Would it not make more sense to publish the count from the labs, rather than tests that have been dispatched - i.e. how many tests the labs have actually processed? The number of tests sent out can still be used to allocate capacity but it doesn't have to be the count that is published in the testing statistics.

Also (general question) the number of people tested suddenly disappeared from the daily stats recently. Was there ever an explanation for that or has it been re-instated (I haven't been following the briefings/news so much in the past few days). A cynic might think it was an attempt to massage the figures.
 
Is a test of any value until you get the result?

Do you think they're presented how they are to suggest we're getting that many results every day?

Speaking for myself, that's not an impression I've ever taken from government presentations.

I always assumed a reasonably high proportion of 'wastage' among the home-testing element. Which itself is probably a different discussion.
 
They don't differentiate between the two though on the slide do they? (I haven't watched the update for weeks tbh.)

Assuming these are the slides from yesterday:
https://www.gov.uk/government/publi...pany-coronavirus-press-conference-2-june-2020

In the notes it says they count the tests done through their labs at the point of processing, but the others are counted when sent out? Why can't they be counted when they're processed too?
 
Yea it seems pretty reasonable to me, not sure what peoples / the press issue is with it? If they’ve sent out the kits there’s not much more the government can do, they’ve provided that number of tests, if the public don’t use them what can you do?

nothing to do with Tory or Labour, just common sense isn’t it? Unless I’ve really missed something here?

There’s been reports recently of the postal kits having labelling errors which means the recipients have been unable to receive their results even if they’ve done everything correctly but these still count as completed and as it’s only 1 test per individual they can’t even get another.
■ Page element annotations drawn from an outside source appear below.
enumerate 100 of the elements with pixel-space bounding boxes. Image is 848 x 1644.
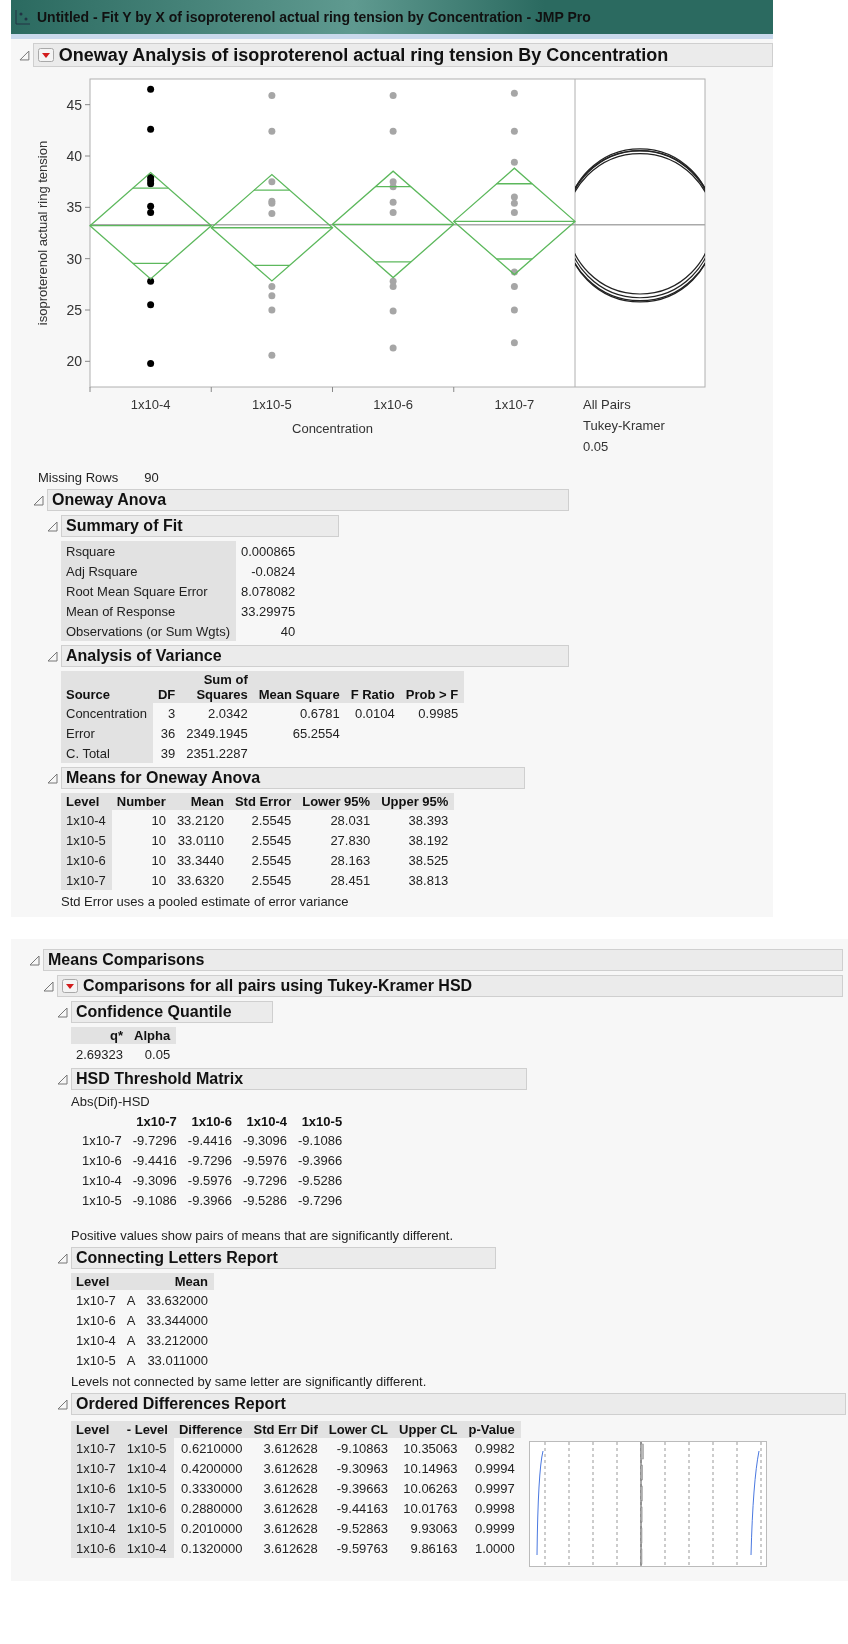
collapse-triangle-icon[interactable] — [57, 1252, 68, 1264]
column-header: Source — [61, 671, 153, 703]
table-cell-text: 33.344000 — [145, 1312, 209, 1330]
row-label: 1x10-7 — [61, 870, 112, 890]
y-tick-label: 25 — [66, 302, 82, 318]
collapse-triangle-icon[interactable] — [33, 494, 44, 506]
section-header[interactable]: Means Comparisons — [43, 949, 843, 971]
row-label: 1x10-6 — [71, 1478, 122, 1498]
table-cell-text: -9.59763 — [335, 1540, 390, 1558]
table-cell-text: 3.612628 — [262, 1460, 319, 1478]
column-header: Sum of Squares — [181, 671, 254, 703]
section-header[interactable]: Ordered Differences Report — [71, 1393, 846, 1415]
table-cell-text: 33.6320 — [175, 872, 225, 890]
table-cell: 40 — [236, 621, 302, 641]
table-cell-text: 28.451 — [329, 872, 372, 890]
table-cell: 10 — [111, 870, 172, 890]
app-icon — [15, 9, 31, 25]
table-cell-text: -9.4416 — [186, 1132, 233, 1150]
table-cell: 0.2010000 — [173, 1518, 249, 1538]
column-header: 1x10-6 — [190, 1113, 233, 1130]
row-label: Rsquare — [61, 541, 236, 561]
menu-dropdown-icon[interactable] — [37, 48, 54, 62]
y-tick-label: 35 — [66, 199, 82, 216]
column-header: - Level — [121, 1421, 174, 1438]
section-header[interactable]: Analysis of Variance — [61, 645, 569, 667]
row-label: Observations (or Sum Wgts) — [61, 621, 236, 641]
column-header: Std Err Dif — [248, 1421, 324, 1438]
difference-bar — [640, 1443, 644, 1460]
collapse-triangle-icon[interactable] — [43, 980, 54, 992]
table-cell: 10 — [111, 850, 172, 870]
table-cell-text: -9.7296 — [241, 1172, 289, 1190]
table-cell: 0.6210000 — [173, 1438, 249, 1458]
table-cell-text: 2.5545 — [250, 832, 293, 850]
column-header: Level — [71, 1273, 122, 1290]
row-label: 1x10-4 — [81, 1172, 123, 1190]
table-cell: 0.05 — [129, 1044, 177, 1064]
row-label: 1x10-6 — [61, 850, 112, 870]
collapse-triangle-icon[interactable] — [47, 520, 58, 532]
table-cell-text: -9.5286 — [241, 1192, 289, 1210]
row-label: 1x10-6 — [121, 1498, 174, 1518]
section-header[interactable]: Oneway Anova — [47, 489, 569, 511]
column-header: Lower CL — [323, 1421, 395, 1438]
table-cell: -0.0824 — [236, 561, 302, 581]
column-header: Upper 95% — [376, 793, 455, 810]
row-label: Root Mean Square Error — [61, 581, 236, 601]
section-header[interactable]: Connecting Letters Report — [71, 1247, 496, 1269]
difference-bar — [640, 1527, 643, 1544]
collapse-triangle-icon[interactable] — [19, 49, 30, 61]
row-label: Error — [61, 723, 153, 743]
table-cell: 36 — [152, 723, 182, 743]
x-tick-label: 1x10-7 — [494, 397, 535, 412]
section-header[interactable]: Means for Oneway Anova — [61, 767, 525, 789]
row-label: 1x10-5 — [121, 1478, 174, 1498]
table-cell-text: 10.14963 — [402, 1460, 459, 1478]
axis-title: isoproterenol actual ring tension — [35, 140, 50, 326]
collapse-triangle-icon[interactable] — [29, 954, 40, 966]
table-cell: 3 — [152, 703, 182, 723]
column-header: p-Value — [463, 1421, 521, 1438]
collapse-triangle-icon[interactable] — [57, 1398, 68, 1410]
x-tick-label: 1x10-4 — [130, 397, 171, 412]
comparison-label: 0.05 — [583, 439, 609, 454]
row-label: A — [125, 1312, 137, 1330]
table-cell: 2.0342 — [181, 703, 254, 723]
y-tick-label: 20 — [66, 353, 82, 370]
column-header: Level — [71, 1421, 122, 1438]
row-label: 1x10-5 — [121, 1438, 174, 1458]
column-header: Lower 95% — [297, 793, 377, 810]
column-header: Number — [111, 793, 172, 810]
column-header: Alpha — [129, 1027, 177, 1044]
row-label: A — [125, 1332, 137, 1350]
table-cell-text: 33.011000 — [146, 1352, 209, 1370]
row-label: 1x10-5 — [61, 830, 112, 850]
row-label: A — [125, 1352, 137, 1370]
table-cell-text: 2.5545 — [250, 852, 293, 870]
row-label: C. Total — [61, 743, 153, 763]
section-header[interactable]: Oneway Analysis of isoproterenol actual ring tension By Concentration — [32, 43, 773, 67]
menu-dropdown-icon[interactable] — [62, 979, 78, 993]
table-cell-text: 0.9994 — [474, 1460, 516, 1478]
table-cell: -9.10863 — [323, 1438, 395, 1458]
collapse-triangle-icon[interactable] — [47, 650, 58, 662]
row-label: Concentration — [61, 703, 153, 723]
column-header: Difference — [173, 1421, 249, 1438]
section-header[interactable]: Comparisons for all pairs using Tukey-Kramer HSD — [57, 975, 843, 997]
difference-bar — [640, 1464, 643, 1481]
difference-bar — [640, 1485, 643, 1502]
section-header[interactable]: HSD Threshold Matrix — [71, 1068, 527, 1090]
collapse-triangle-icon[interactable] — [47, 772, 58, 784]
row-label: 1x10-7 — [71, 1458, 122, 1478]
difference-bar — [640, 1548, 643, 1565]
table-cell-text: 2.5545 — [250, 872, 293, 890]
table-cell-text: -9.4416 — [131, 1152, 178, 1170]
collapse-triangle-icon[interactable] — [57, 1006, 68, 1018]
row-label: Adj Rsquare — [61, 561, 236, 581]
table-cell-text: -9.5976 — [241, 1152, 289, 1170]
section-header[interactable]: Summary of Fit — [61, 515, 339, 537]
column-header: 1x10-7 — [135, 1113, 178, 1130]
table-cell-text: 2349.1945 — [185, 725, 249, 743]
table-cell: 2.5545 — [229, 810, 298, 830]
collapse-triangle-icon[interactable] — [57, 1073, 68, 1085]
section-header[interactable]: Confidence Quantile — [71, 1001, 273, 1023]
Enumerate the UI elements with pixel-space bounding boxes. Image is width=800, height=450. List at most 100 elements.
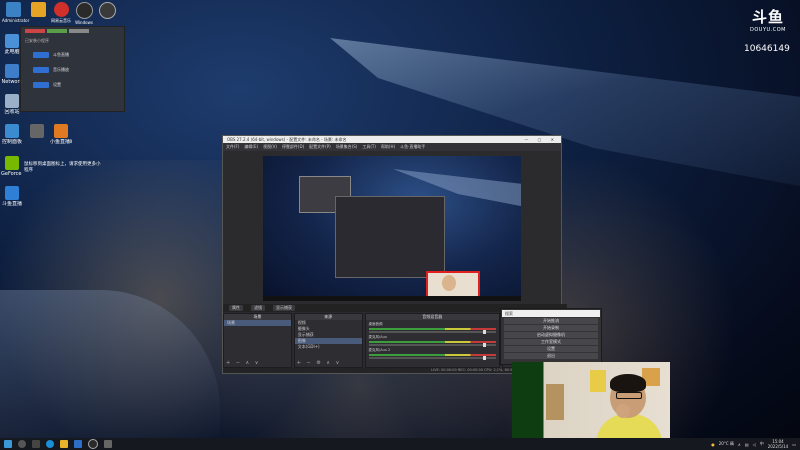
volume-meter	[368, 341, 497, 343]
file-explorer-icon[interactable]	[60, 440, 68, 448]
webcam-poster	[590, 370, 606, 392]
preview-obs-recursion	[335, 196, 445, 278]
volume-icon[interactable]: ◁	[753, 442, 756, 447]
mixer-channel: 麦克风/Aux 2	[368, 348, 497, 360]
panel-tab-gray[interactable]	[69, 29, 89, 33]
mixer-channel: 麦克风/Aux	[368, 335, 497, 347]
menu-help[interactable]: 帮助(H)	[381, 143, 395, 151]
system-tray: ● 20°C 晴 ∧ ▤ ◁ 中 15:04 2022/5/14 ▭	[711, 438, 796, 450]
start-icon[interactable]	[4, 440, 12, 448]
properties-button[interactable]: 属性	[229, 305, 243, 311]
start-recording-button[interactable]: 开始录制	[504, 325, 598, 331]
douyu-logo: 斗鱼 DOUYU.COM	[750, 8, 786, 33]
recycle-bin-icon	[5, 94, 19, 108]
panel-header: 已安装小程序	[25, 38, 49, 43]
desktop-icon-control-panel[interactable]: 控制面板	[1, 124, 23, 145]
obs-taskbar-icon[interactable]	[88, 439, 98, 449]
controls-search-input[interactable]: 搜索	[502, 310, 600, 317]
panel-item[interactable]: 设置	[33, 80, 124, 89]
edge-icon[interactable]	[46, 440, 54, 448]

Plus the drive-in centres are largely staffed by unskilled people quickly hired by Deloitte and other such sub-contractors who have only received brief training on how to perform the swabbing, which means many tests have to be repeated but we don’t seem to know how many of each daily total are repeats.
 
They don't differentiate between the two though on the slide do they? (I haven't watched the update for weeks tbh.)

Assuming these are the slides from yesterday:
https://www.gov.uk/government/publi...pany-coronavirus-press-conference-2-june-2020

In the notes it says they count the tests done through their labs at the point of processing, but the others are counted when sent out? Why can't they be counted when they're processed too?

No I don't think they do, I think they report one headline figure made up of several subsets of test variety.

As a casual observer I was aware that this figure included home testing kits sent out, and so in turn was able to deduce that the headline figure would not be a true reflection of actual test results.

I agree that one might slightly raise their eyebrows at counting test kits mailed out in this manner but if the government's intention was to mislead then, as I've hinted at above - must try harder.